I have stories in my head.

Well, yeah. Writers are supposed to have stories in their head. But do you ever think what happens to those stories when writers don’t put them on paper? (Sorry, I’m old school; I should be saying on screen, but you catch my drift.)

The first result is a travesty. And that is that the stories disappear into the netherworld. Some stories deserve to go there, like when you have an ‘amazing’ dream, only to recount the dream later and realize that it was only amazing to you when you were asleep. Some lose their significance in the light of day. Some stories are like that, regardless of whether they come from dreams or not.

The second result is what I am struggling with, and it’s totally different. Stories grow. They mutate. They even fester. They take on a life of their own. That’s all well and good, and you want stories to grow and mature. I tell my students that there is such a thing as writing a book too soon.
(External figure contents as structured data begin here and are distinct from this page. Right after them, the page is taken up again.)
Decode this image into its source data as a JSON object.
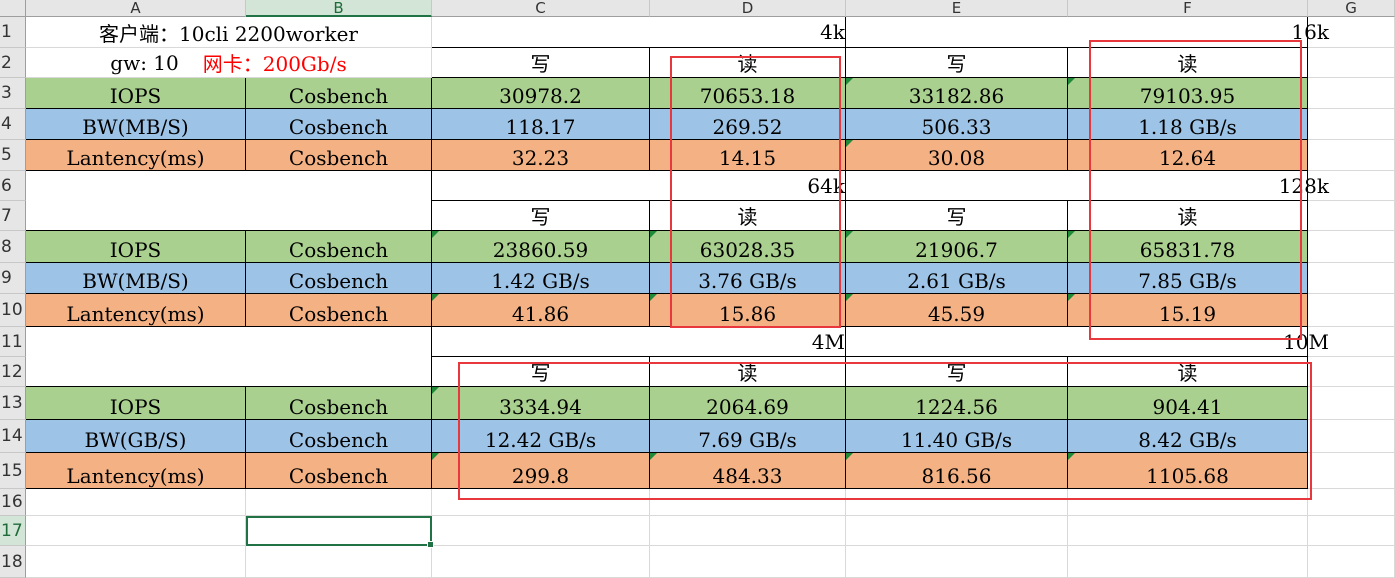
{
  "columns": [
    "A",
    "B",
    "C",
    "D",
    "E",
    "F",
    "G"
  ],
  "rows": [
    "1",
    "2",
    "3",
    "4",
    "5",
    "6",
    "7",
    "8",
    "9",
    "10",
    "11",
    "12",
    "13",
    "14",
    "15",
    "16",
    "17",
    "18"
  ],
  "selected_column": "B",
  "selected_row": "17",
  "header": {
    "client_label": "客户端：10cli 2200worker",
    "gw_label": "gw: 10",
    "nic_label": "网卡：200Gb/s"
  },
  "sections": [
    {
      "sizes": [
        "4k",
        "16k"
      ],
      "ops": [
        "写",
        "读",
        "写",
        "读"
      ],
      "metrics": [
        {
          "name": "IOPS",
          "tool": "Cosbench",
          "values": [
            "30978.2",
            "70653.18",
            "33182.86",
            "79103.95"
          ]
        },
        {
          "name": "BW(MB/S)",
          "tool": "Cosbench",
          "values": [
            "118.17",
            "269.52",
            "506.33",
            "1.18 GB/s"
          ]
        },
        {
          "name": "Lantency(ms)",
          "tool": "Cosbench",
          "values": [
            "32.23",
            "14.15",
            "30.08",
            "12.64"
          ]
        }
      ]
    },
    {
      "sizes": [
        "64k",
        "128k"
      ],
      "ops": [
        "写",
        "读",
        "写",
        "读"
      ],
      "metrics": [
        {
          "name": "IOPS",
          "tool": "Cosbench",
          "values": [
            "23860.59",
            "63028.35",
            "21906.7",
            "65831.78"
          ]
        },
        {
          "name": "BW(MB/S)",
          "tool": "Cosbench",
          "values": [
            "1.42 GB/s",
            "3.76 GB/s",
            "2.61 GB/s",
            "7.85 GB/s"
          ]
        },
        {
          "name": "Lantency(ms)",
          "tool": "Cosbench",
          "values": [
            "41.86",
            "15.86",
            "45.59",
            "15.19"
          ]
        }
      ]
    },
    {
      "sizes": [
        "4M",
        "10M"
      ],
      "ops": [
        "写",
        "读",
        "写",
        "读"
      ],
      "metrics": [
        {
          "name": "IOPS",
          "tool": "Cosbench",
          "values": [
            "3334.94",
            "2064.69",
            "1224.56",
            "904.41"
          ]
        },
        {
          "name": "BW(GB/S)",
          "tool": "Cosbench",
          "values": [
            "12.42 GB/s",
            "7.69 GB/s",
            "11.40 GB/s",
            "8.42 GB/s"
          ]
        },
        {
          "name": "Lantency(ms)",
          "tool": "Cosbench",
          "values": [
            "299.8",
            "484.33",
            "816.56",
            "1105.68"
          ]
        }
      ]
    }
  ],
  "colors": {
    "iops_fill": "#a9d08e",
    "bw_fill": "#9dc3e6",
    "latency_fill": "#f4b183",
    "highlight_box": "#e8383d",
    "nic_text": "#ff0000",
    "selection": "#217346"
  }
}
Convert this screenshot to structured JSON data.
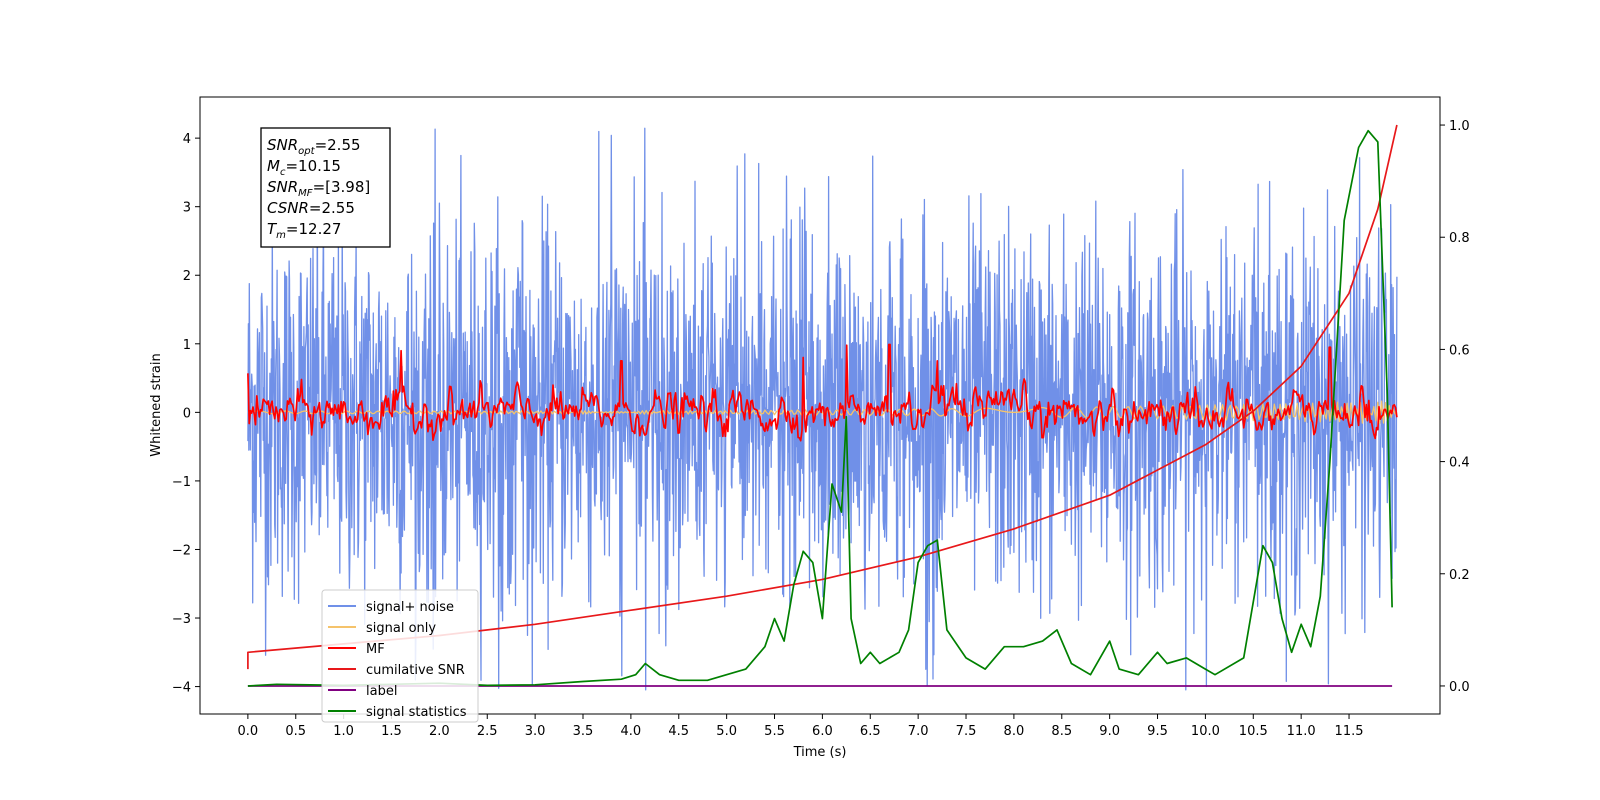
{
  "chart_data": {
    "type": "line",
    "title": "",
    "xlabel": "Time (s)",
    "ylabel": "Whitened strain",
    "xlim": [
      -0.5,
      12.45
    ],
    "ylim": [
      -4.4,
      4.6
    ],
    "y2lim": [
      -0.05,
      1.05
    ],
    "x_ticks": [
      "0.0",
      "0.5",
      "1.0",
      "1.5",
      "2.0",
      "2.5",
      "3.0",
      "3.5",
      "4.0",
      "4.5",
      "5.0",
      "5.5",
      "6.0",
      "6.5",
      "7.0",
      "7.5",
      "8.0",
      "8.5",
      "9.0",
      "9.5",
      "10.0",
      "10.5",
      "11.0",
      "11.5"
    ],
    "y_ticks": [
      "4",
      "3",
      "2",
      "1",
      "0",
      "−1",
      "−2",
      "−3",
      "−4"
    ],
    "y2_ticks": [
      "1.0",
      "0.8",
      "0.6",
      "0.4",
      "0.2",
      "0.0"
    ],
    "grid": false,
    "legend_position": "lower-left",
    "annotation": {
      "lines": [
        {
          "base": "SNR",
          "sub": "opt",
          "value": "=2.55"
        },
        {
          "base": "M",
          "sub": "c",
          "value": "=10.15"
        },
        {
          "base": "SNR",
          "sub": "MF",
          "value": "=[3.98]"
        },
        {
          "base": "CSNR",
          "sub": "",
          "value": "=2.55"
        },
        {
          "base": "T",
          "sub": "m",
          "value": "=12.27"
        }
      ]
    },
    "series": [
      {
        "name": "signal+ noise",
        "color": "#7090e8",
        "kind": "noise",
        "x_range": [
          0,
          12.0
        ],
        "amplitude": 4.15,
        "axis": "left"
      },
      {
        "name": "signal only",
        "color": "#f5c36b",
        "kind": "chirp",
        "x_range": [
          0,
          12.0
        ],
        "amplitude": 0.15,
        "axis": "left"
      },
      {
        "name": "MF",
        "color": "#ff0000",
        "kind": "noise",
        "x_range": [
          0,
          12.0
        ],
        "amplitude": 1.0,
        "axis": "left",
        "peaks": [
          [
            0.0,
            0.57
          ],
          [
            1.6,
            0.9
          ],
          [
            3.9,
            0.75
          ],
          [
            5.8,
            0.8
          ],
          [
            6.25,
            0.98
          ],
          [
            6.7,
            0.99
          ],
          [
            7.2,
            0.75
          ],
          [
            11.3,
            0.95
          ]
        ]
      },
      {
        "name": "cumilative SNR",
        "color": "#e8181a",
        "kind": "curve",
        "axis": "right",
        "points": [
          [
            0.0,
            0.03
          ],
          [
            0.0,
            0.06
          ],
          [
            1.0,
            0.075
          ],
          [
            2.0,
            0.09
          ],
          [
            3.0,
            0.11
          ],
          [
            4.0,
            0.135
          ],
          [
            5.0,
            0.16
          ],
          [
            6.0,
            0.19
          ],
          [
            7.0,
            0.23
          ],
          [
            8.0,
            0.28
          ],
          [
            9.0,
            0.34
          ],
          [
            10.0,
            0.43
          ],
          [
            10.5,
            0.49
          ],
          [
            11.0,
            0.57
          ],
          [
            11.5,
            0.7
          ],
          [
            11.8,
            0.85
          ],
          [
            12.0,
            1.0
          ]
        ]
      },
      {
        "name": "label",
        "color": "#800080",
        "kind": "flat",
        "axis": "right",
        "points": [
          [
            0.0,
            0.0
          ],
          [
            11.95,
            0.0
          ]
        ]
      },
      {
        "name": "signal statistics",
        "color": "#008000",
        "kind": "curve",
        "axis": "right",
        "points": [
          [
            0.0,
            0.0
          ],
          [
            0.3,
            0.003
          ],
          [
            1.0,
            0.001
          ],
          [
            2.0,
            0.005
          ],
          [
            2.5,
            0.001
          ],
          [
            3.0,
            0.002
          ],
          [
            3.5,
            0.008
          ],
          [
            3.9,
            0.012
          ],
          [
            4.05,
            0.02
          ],
          [
            4.15,
            0.04
          ],
          [
            4.3,
            0.02
          ],
          [
            4.5,
            0.01
          ],
          [
            4.8,
            0.01
          ],
          [
            5.0,
            0.02
          ],
          [
            5.2,
            0.03
          ],
          [
            5.4,
            0.07
          ],
          [
            5.5,
            0.12
          ],
          [
            5.6,
            0.08
          ],
          [
            5.7,
            0.18
          ],
          [
            5.8,
            0.24
          ],
          [
            5.9,
            0.22
          ],
          [
            6.0,
            0.12
          ],
          [
            6.1,
            0.36
          ],
          [
            6.2,
            0.31
          ],
          [
            6.25,
            0.48
          ],
          [
            6.3,
            0.12
          ],
          [
            6.4,
            0.04
          ],
          [
            6.5,
            0.06
          ],
          [
            6.6,
            0.04
          ],
          [
            6.8,
            0.06
          ],
          [
            6.9,
            0.1
          ],
          [
            7.0,
            0.22
          ],
          [
            7.1,
            0.25
          ],
          [
            7.2,
            0.26
          ],
          [
            7.3,
            0.1
          ],
          [
            7.5,
            0.05
          ],
          [
            7.7,
            0.03
          ],
          [
            7.9,
            0.07
          ],
          [
            8.1,
            0.07
          ],
          [
            8.3,
            0.08
          ],
          [
            8.45,
            0.1
          ],
          [
            8.6,
            0.04
          ],
          [
            8.8,
            0.02
          ],
          [
            9.0,
            0.08
          ],
          [
            9.1,
            0.03
          ],
          [
            9.3,
            0.02
          ],
          [
            9.5,
            0.06
          ],
          [
            9.6,
            0.04
          ],
          [
            9.8,
            0.05
          ],
          [
            10.0,
            0.03
          ],
          [
            10.1,
            0.02
          ],
          [
            10.4,
            0.05
          ],
          [
            10.6,
            0.25
          ],
          [
            10.7,
            0.22
          ],
          [
            10.8,
            0.12
          ],
          [
            10.9,
            0.06
          ],
          [
            11.0,
            0.11
          ],
          [
            11.1,
            0.07
          ],
          [
            11.2,
            0.16
          ],
          [
            11.3,
            0.4
          ],
          [
            11.45,
            0.83
          ],
          [
            11.6,
            0.96
          ],
          [
            11.7,
            0.99
          ],
          [
            11.8,
            0.97
          ],
          [
            11.9,
            0.52
          ],
          [
            11.95,
            0.14
          ]
        ]
      }
    ]
  }
}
Sometimes you have to let it develop in your head to the point where you see where it is going before you start writing.

But the story my brain is working on is huge. I mean universe huge. It is so large that when I try to tell the story I see people’s eyes glaze over. It’s kind of like when people used to ask me what I was writing my doctoral dissertation about. As soon as I started talking about it, I knew I had lost them. And so I started getting it down to a very simplistic answer that was nowhere near the truth. And then for fun, I would change the description, depending on who I told, each description totally truthful and totally inaccurate at the same time.

It’s like the Kipling poem about the blind men trying to describe the elephant? One says it is like a wall, another says it is like a snake, another like….sigh. You get my drift. And so I am caught in a situation where I can’t really tell people what my story is about because each description only tells a very small part of the very larger story. All that I know is that I am very excited to be starting on something new, and that it has captured my imagination.

Now all I have to do is write the blamed thing.